James Corner Field Operations will create a seascape of "Icebergs" for the National Building Museum's annual Summer Block Party exhibition in Washington, D.C. The New York-based urban design and landscape architecture firm—known also for its work on New York's High Line in collaboration with Diller Scofidio + Renfro and Piet Oudolf—will suspend more than 30 prismatic, polycarbonate shards within the National Building Museum's Great Hall to create an otherworldly underwater atmosphere of glacial ice fields in response to the real world conditions of climate change and rising sea levels.
The icebergs will range in height from 16 feet to 56 feet, floating in blue netting along a waterline datum set at 20 feet above ground level, with the tallest "bergy bit" (an actual technical term used to classify icebergs by size) reaching to the third-floor level balconies of the National Building Museum.
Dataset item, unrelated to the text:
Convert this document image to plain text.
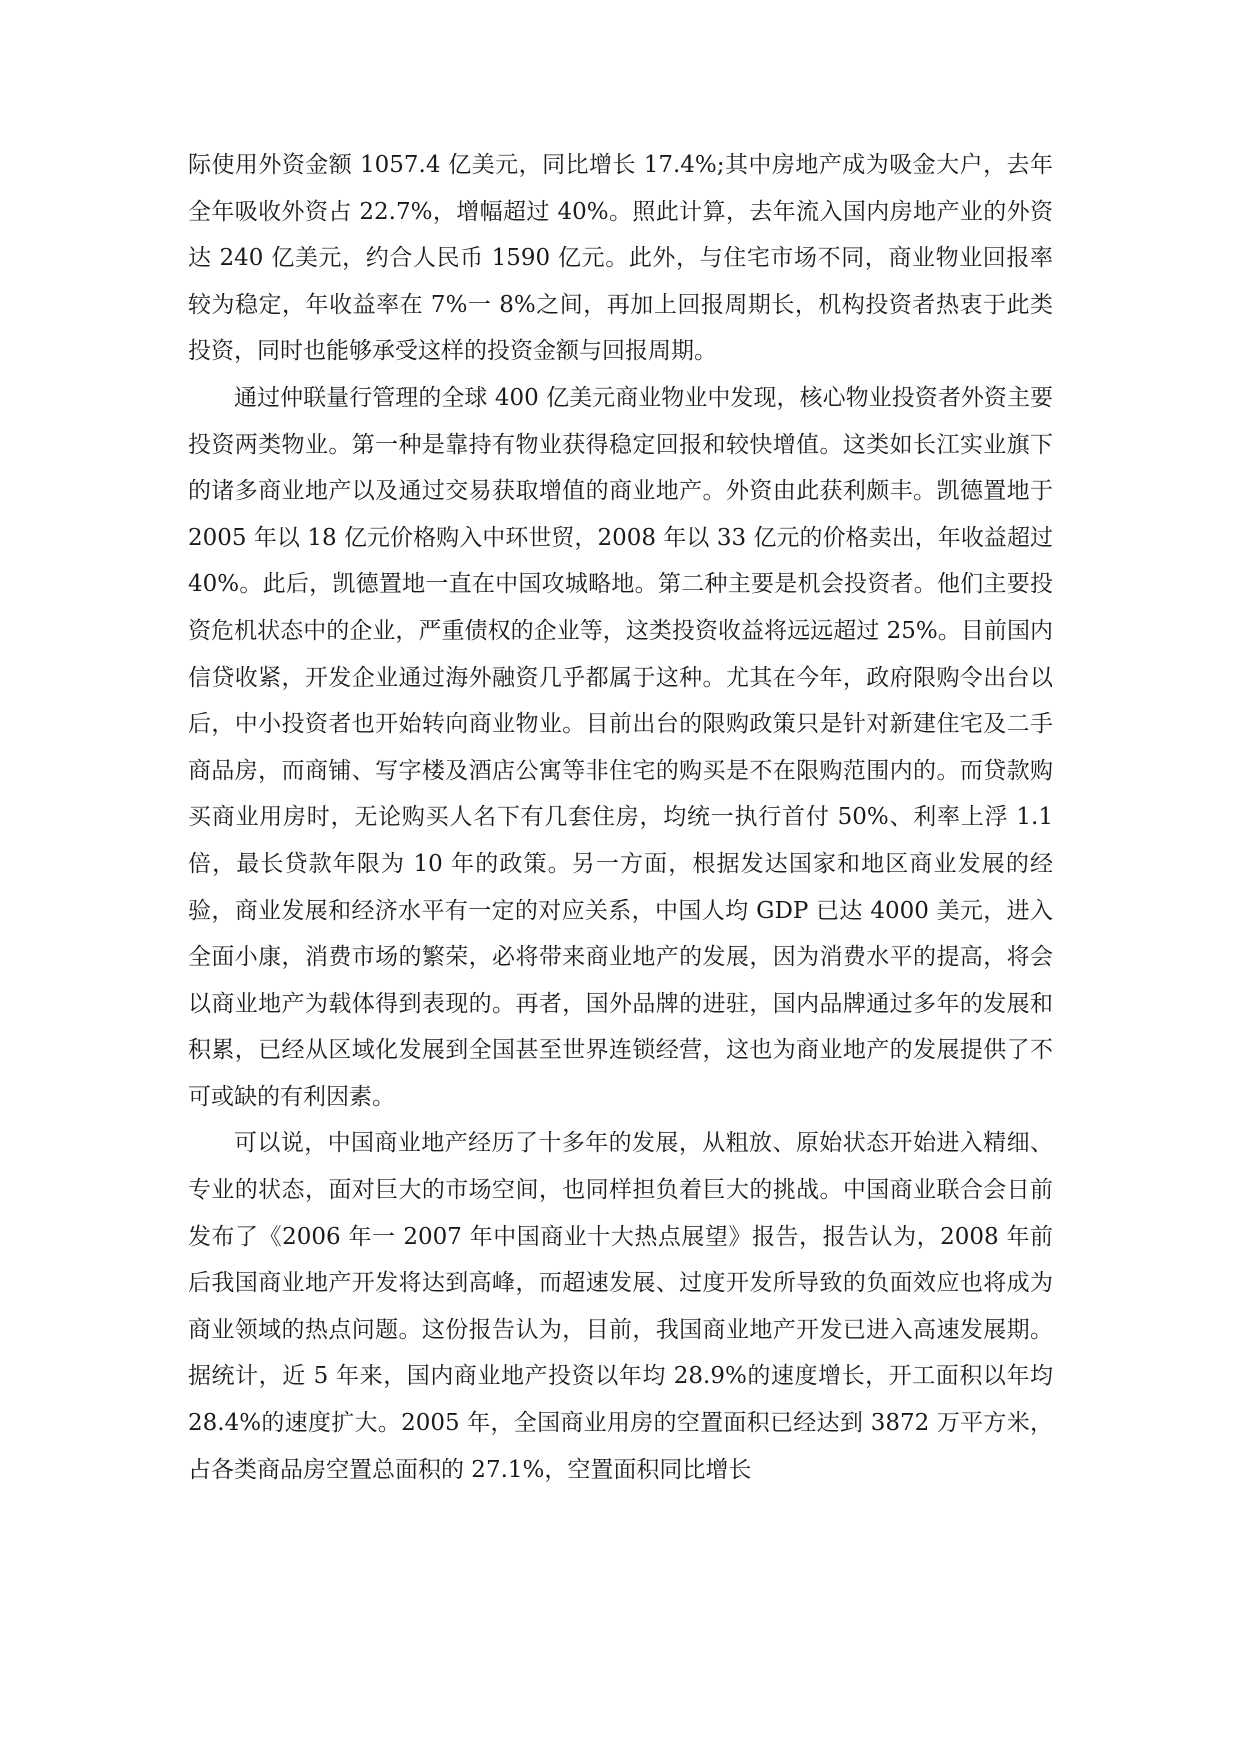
际使用外资金额 1057.4 亿美元，同比增长 17.4%;其中房地产成为吸金大户，去年全年吸收外资占 22.7%，增幅超过 40%。照此计算，去年流入国内房地产业的外资达 240 亿美元，约合人民币 1590 亿元。此外，与住宅市场不同，商业物业回报率较为稳定，年收益率在 7%一 8%之间，再加上回报周期长，机构投资者热衷于此类投资，同时也能够承受这样的投资金额与回报周期。

通过仲联量行管理的全球 400 亿美元商业物业中发现，核心物业投资者外资主要投资两类物业。第一种是靠持有物业获得稳定回报和较快增值。这类如长江实业旗下的诸多商业地产以及通过交易获取增值的商业地产。外资由此获利颇丰。凯德置地于 2005 年以 18 亿元价格购入中环世贸，2008 年以 33 亿元的价格卖出，年收益超过 40%。此后，凯德置地一直在中国攻城略地。第二种主要是机会投资者。他们主要投资危机状态中的企业，严重债权的企业等，这类投资收益将远远超过 25%。目前国内信贷收紧，开发企业通过海外融资几乎都属于这种。尤其在今年，政府限购令出台以后，中小投资者也开始转向商业物业。目前出台的限购政策只是针对新建住宅及二手商品房，而商铺、写字楼及酒店公寓等非住宅的购买是不在限购范围内的。而贷款购买商业用房时，无论购买人名下有几套住房，均统一执行首付 50%、利率上浮 1.1 倍，最长贷款年限为 10 年的政策。另一方面，根据发达国家和地区商业发展的经验，商业发展和经济水平有一定的对应关系，中国人均 GDP 已达 4000 美元，进入全面小康，消费市场的繁荣，必将带来商业地产的发展，因为消费水平的提高，将会以商业地产为载体得到表现的。再者，国外品牌的进驻，国内品牌通过多年的发展和积累，已经从区域化发展到全国甚至世界连锁经营，这也为商业地产的发展提供了不可或缺的有利因素。

可以说，中国商业地产经历了十多年的发展，从粗放、原始状态开始进入精细、专业的状态，面对巨大的市场空间，也同样担负着巨大的挑战。中国商业联合会日前发布了《2006 年一 2007 年中国商业十大热点展望》报告，报告认为，2008 年前后我国商业地产开发将达到高峰，而超速发展、过度开发所导致的负面效应也将成为商业领域的热点问题。这份报告认为，目前，我国商业地产开发已进入高速发展期。据统计，近 5 年来，国内商业地产投资以年均 28.9%的速度增长，开工面积以年均 28.4%的速度扩大。2005 年，全国商业用房的空置面积已经达到 3872 万平方米，占各类商品房空置总面积的 27.1%，空置面积同比增长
Washington, D.C., residents will be invited to escape the region's severe summer humidity in a refreshingly cool indoor space—complete with lounges and shaved-ice snacks—beneath triangular pentahedrons and octahedrons constructed out of prefabricated transulcent polycarbonate panels linked together with common scaffolding materials.
The Icebergs exhibit is the third in the National Building Museum's Summer Block Party installation series, following last year's giant ball pit, "The Beach," by Snarkitecture and indoor plywood labyrinth "BIG Maze" by Bjarke Ingels Group (BIG) in 2014. Following the success of the BIG Maze, the National Building Museum also hosted a retrospective on the Danish-American firm's work entitled "Hot to Cold" in the winter of 2015. The National Building Museum announced it had selected James Corner Field Operations for the 2016 Summer Block Party installation last fall.